Based on the foregoing, the Court does not find that Defendants have satisfied their burden under the first prong of the anti-SLAPP analysis. Accordingly, the burden does not shift to Plaintiff to establish that there is a probability of prevailing on the claims.¿¿   

2.     Request for Attorney’s Fees and Costs 

Pursuant to Code of Civil Procedure section 425.16, subdivision (c)(1), “[e]xcept as provided in paragraph (2), in any action subject to subdivision (b), a prevailing defendant on a special motion to strike shall be entitled to recover that defendant’s attorney’s fees and costs. If the court finds that a special motion to strike is frivolous or is solely intended to cause unnecessary delay, the court shall award costs and reasonable attorney’s fees to a plaintiff prevailing on the motion, pursuant to Section 128.5.” As Defendants are not the prevailing party on the instant motion, their request for attorney’s fees and costs is denied.

Conclusion

Based on the foregoing, Defendants’ motion to strike is denied.

Defendants are ordered to provide notice of this Order. 

 

DATED:  January 16, 2024                            ________________________________

Hon. Teresa A. Beaudet

Judge, Los Angeles Superior Court



[1]As an initial matter, the Court notes that on December 1, 2023, Plaintiff filed a “Sur-Reply to Defendants’ reply to Opposition to Anti-SLAPP Motion to Strike.” Plaintiff does not appear to cite any Court order authorizing him to file a surreply.
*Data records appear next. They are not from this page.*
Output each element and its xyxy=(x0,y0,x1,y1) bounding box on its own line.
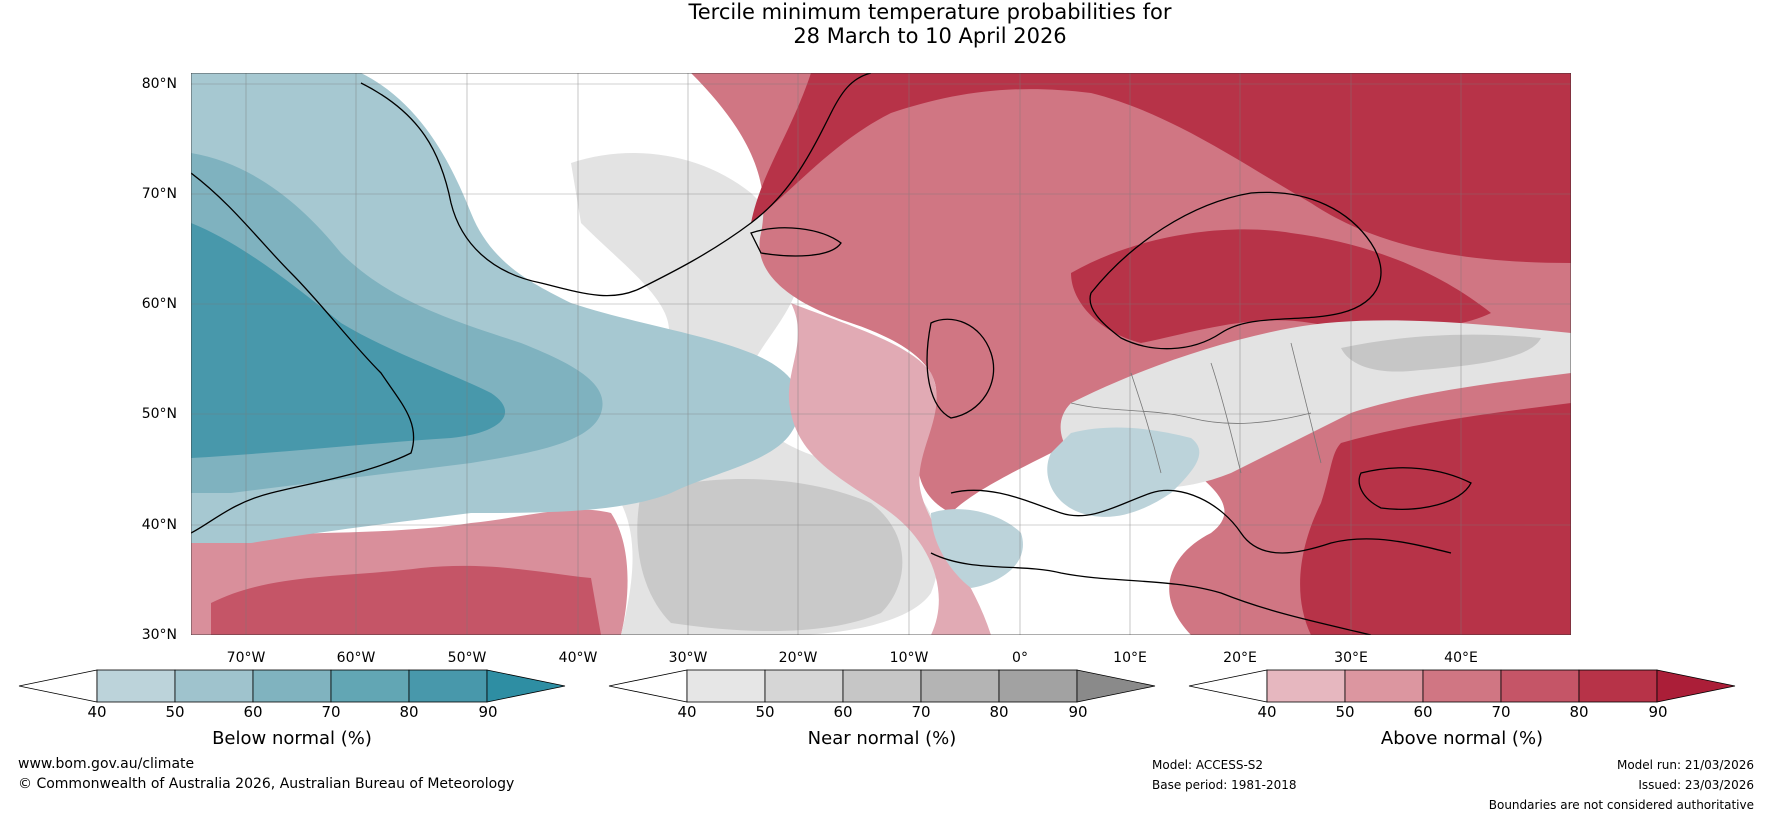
near-colorbar-segment xyxy=(686,669,766,703)
below-tick-40: 40 xyxy=(87,703,107,721)
country-borders xyxy=(1070,342,1322,474)
above-tick-90: 90 xyxy=(1648,703,1668,721)
graticule xyxy=(191,73,1571,635)
above-colorbar-segment xyxy=(1344,669,1424,703)
lon-tick-60w: 60°W xyxy=(336,650,376,666)
lat-tick-30n: 30°N xyxy=(141,627,177,643)
lon-tick-40e: 40°E xyxy=(1444,650,1478,666)
above-normal-core-scandinavia xyxy=(1071,229,1491,343)
below-tick-70: 70 xyxy=(321,703,341,721)
footer-copyright: © Commonwealth of Australia 2026, Austra… xyxy=(18,776,515,792)
above-normal-core-south-atlantic xyxy=(211,565,601,635)
title-line-1: Tercile minimum temperature probabilitie… xyxy=(688,0,1172,24)
lon-tick-20w: 20°W xyxy=(778,650,818,666)
below-colorbar-segment xyxy=(96,669,176,703)
below-tick-60: 60 xyxy=(243,703,263,721)
lon-tick-0: 0° xyxy=(1012,650,1028,666)
above-tick-60: 60 xyxy=(1413,703,1433,721)
near-colorbar-segment xyxy=(998,669,1078,703)
above-colorbar-min-extension xyxy=(1188,669,1268,703)
lon-tick-50w: 50°W xyxy=(447,650,487,666)
near-normal-core-atlantic xyxy=(637,479,903,632)
near-tick-50: 50 xyxy=(755,703,775,721)
footer-website: www.bom.gov.au/climate xyxy=(18,756,195,772)
coastline-scandinavia xyxy=(1089,191,1382,350)
lat-tick-60n: 60°N xyxy=(141,296,177,312)
lon-tick-20e: 20°E xyxy=(1223,650,1257,666)
near-tick-70: 70 xyxy=(911,703,931,721)
lon-tick-40w: 40°W xyxy=(558,650,598,666)
below-colorbar-max-extension xyxy=(486,669,566,703)
below-colorbar-segment xyxy=(330,669,410,703)
near-colorbar-segment xyxy=(920,669,1000,703)
title-line-2: 28 March to 10 April 2026 xyxy=(793,24,1067,48)
colorbar-label-below: Below normal (%) xyxy=(212,728,372,749)
coastline-europe-south xyxy=(950,489,1452,554)
below-colorbar-segment xyxy=(408,669,488,703)
footer-model-run: Model run: 21/03/2026 xyxy=(1616,758,1754,772)
near-colorbar-min-extension xyxy=(608,669,688,703)
lat-tick-80n: 80°N xyxy=(141,76,177,92)
near-colorbar-max-extension xyxy=(1076,669,1156,703)
lon-tick-70w: 70°W xyxy=(226,650,266,666)
above-tick-50: 50 xyxy=(1335,703,1355,721)
coastline-iceland xyxy=(750,227,842,257)
above-normal-core-north-east xyxy=(751,73,1571,263)
below-normal-region-europe xyxy=(1047,427,1200,517)
below-colorbar-segment xyxy=(174,669,254,703)
chart-title: Tercile minimum temperature probabilitie… xyxy=(0,0,1770,48)
coastline-north-america xyxy=(191,172,415,534)
near-colorbar-segment xyxy=(842,669,922,703)
above-colorbar-segment xyxy=(1578,669,1658,703)
near-tick-90: 90 xyxy=(1068,703,1088,721)
colorbar-label-near: Near normal (%) xyxy=(807,728,957,749)
coastlines xyxy=(191,73,1472,635)
coastline-africa xyxy=(930,552,1372,635)
footer-disclaimer: Boundaries are not considered authoritat… xyxy=(1488,798,1754,812)
above-normal-core-east xyxy=(1300,403,1571,635)
above-colorbar-segment xyxy=(1500,669,1580,703)
above-tick-40: 40 xyxy=(1257,703,1277,721)
above-colorbar-segment xyxy=(1422,669,1502,703)
near-normal-core-eastern-europe xyxy=(1341,334,1541,372)
below-normal-region-iberia xyxy=(931,509,1023,588)
lon-tick-10w: 10°W xyxy=(889,650,929,666)
below-tick-80: 80 xyxy=(399,703,419,721)
near-tick-40: 40 xyxy=(677,703,697,721)
lon-tick-30w: 30°W xyxy=(668,650,708,666)
above-colorbar-max-extension xyxy=(1656,669,1736,703)
above-tick-70: 70 xyxy=(1491,703,1511,721)
below-normal-core-west xyxy=(191,223,506,458)
coastline-black-sea xyxy=(1358,467,1472,510)
lat-tick-70n: 70°N xyxy=(141,186,177,202)
footer-model: Model: ACCESS-S2 xyxy=(1152,758,1264,772)
colorbar-label-above: Above normal (%) xyxy=(1380,728,1544,749)
near-colorbar-segment xyxy=(764,669,844,703)
below-tick-90: 90 xyxy=(478,703,498,721)
footer-issued: Issued: 23/03/2026 xyxy=(1638,778,1754,792)
above-tick-80: 80 xyxy=(1569,703,1589,721)
below-colorbar-segment xyxy=(252,669,332,703)
near-tick-60: 60 xyxy=(833,703,853,721)
below-tick-50: 50 xyxy=(165,703,185,721)
above-normal-light-band xyxy=(788,303,991,635)
lon-tick-10e: 10°E xyxy=(1113,650,1147,666)
lat-tick-40n: 40°N xyxy=(141,517,177,533)
coastline-greenland xyxy=(360,73,872,297)
lon-tick-30e: 30°E xyxy=(1334,650,1368,666)
colorbar-near-normal xyxy=(608,669,1156,703)
above-colorbar-segment xyxy=(1266,669,1346,703)
below-colorbar-min-extension xyxy=(18,669,98,703)
colorbar-above-normal xyxy=(1188,669,1736,703)
probability-map xyxy=(191,73,1571,635)
footer-base-period: Base period: 1981-2018 xyxy=(1152,778,1297,792)
near-tick-80: 80 xyxy=(989,703,1009,721)
colorbar-below-normal xyxy=(18,669,566,703)
lat-tick-50n: 50°N xyxy=(141,406,177,422)
coastline-british-isles xyxy=(926,318,995,419)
Thus, the Court disregards the surreply filed by Plaintiff on December 1, 2023. 

 

[2] Plaintiff alleges that the sixth cause of action is based upon Civil Code section 1942.5. (Compl., ¶ 61.) “Civil Code § 1942.5 prohibits landlords from evicting residential tenants, raising their rent or decreasing housing services, in retaliation against the exercise of lawful tenant rights. Proscribed landlord ‘retaliation’ is an affirmative defense to an unlawful detainer; and may render the landlord liable to aggrieved tenants for damages.” (Friedman et al., Cal. Practice Guide Landlord-Tenant (The Rutter Group 2023) ¶ 7:331 [emphasis omitted].)